I made the case that there were three different, if opaquely entangled, publishing economies at work: a ‘credibility economy’ (Mills and Robinson Reference Mills and Robinson2021), an ‘output economy’ and a ‘data economy’. The first, perhaps exemplified by journals such as Africa, is characterized by editorial curation, careful peer review and a focus on quality. The second is marked by publishing speed and volume: a culture of productivism. And the third capitalizes on the increasingly commercially valuable journal metadata that the first two produce. The elite ‘core’ African Studies journals published by Taylor & Francis provide the brand imprimatur that then attracts African authors to publish in journals such as Cogent Social Science. That this latter journal is listed in the two dominant citation indexes is also attractive. The publisher also has an internal ‘cascade’ system to ensure that articles rejected from the elite journals are transferred to other Taylor & Francis journals where possible. Couple this with the increasing value of research metadata itself, and it is no surprise that some see this as the rise of ‘surveillance publishing’ (Pooley Reference Pooley2022).

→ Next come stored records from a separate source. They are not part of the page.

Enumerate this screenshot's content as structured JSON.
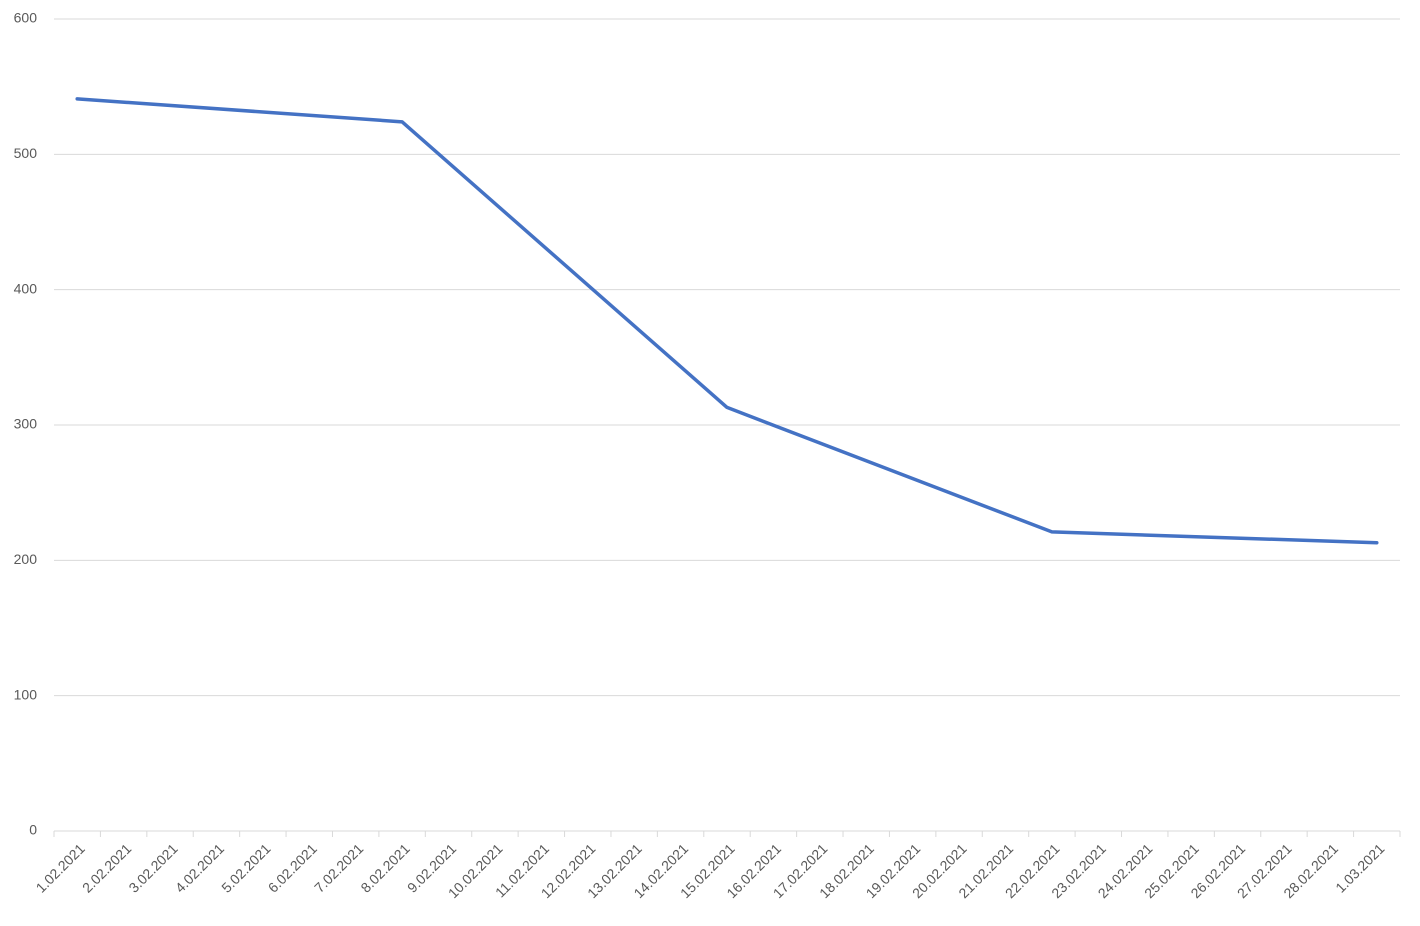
{
  "chart_data": {
    "type": "line",
    "categories": [
      "1.02.2021",
      "2.02.2021",
      "3.02.2021",
      "4.02.2021",
      "5.02.2021",
      "6.02.2021",
      "7.02.2021",
      "8.02.2021",
      "9.02.2021",
      "10.02.2021",
      "11.02.2021",
      "12.02.2021",
      "13.02.2021",
      "14.02.2021",
      "15.02.2021",
      "16.02.2021",
      "17.02.2021",
      "18.02.2021",
      "19.02.2021",
      "20.02.2021",
      "21.02.2021",
      "22.02.2021",
      "23.02.2021",
      "24.02.2021",
      "25.02.2021",
      "26.02.2021",
      "27.02.2021",
      "28.02.2021",
      "1.03.2021"
    ],
    "series": [
      {
        "color": "#4472c4",
        "x": [
          "1.02.2021",
          "8.02.2021",
          "15.02.2021",
          "22.02.2021",
          "1.03.2021"
        ],
        "values": [
          541,
          524,
          313,
          221,
          213
        ]
      }
    ],
    "ylim": [
      0,
      600
    ],
    "yticks": [
      0,
      100,
      200,
      300,
      400,
      500,
      600
    ],
    "grid": true
  }
}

This is a rapidly evolving policy and funding landscape, and the attractiveness to African authors of ‘international’ journals owned by commercial publishers needs further analysis. At the same time, European policy actors, along with UNESCO and a ‘diamond Open Access movement’, continue to advocate for a community-owned, not-for-profit publishing infrastructure. They sponsored the second ‘diamond Open Access summit’ in Cape Town in December 2024. A panel at the European Conference on African Studies in Prague in 2025 will address this topic in more depth. Arowosegbe ends his piece by asking whether the future of higher education in Africa belongs to private universities. Will the future of research in Africa also belong to commercial publishers?
David Mills is Associate Professor in the Department of Education at the University of Oxford, and Director of the Centre for Global Higher Education. His most recent book is the co-authored Who Counts? Ghanaian academic publishing and global science, published Open Access by African Minds.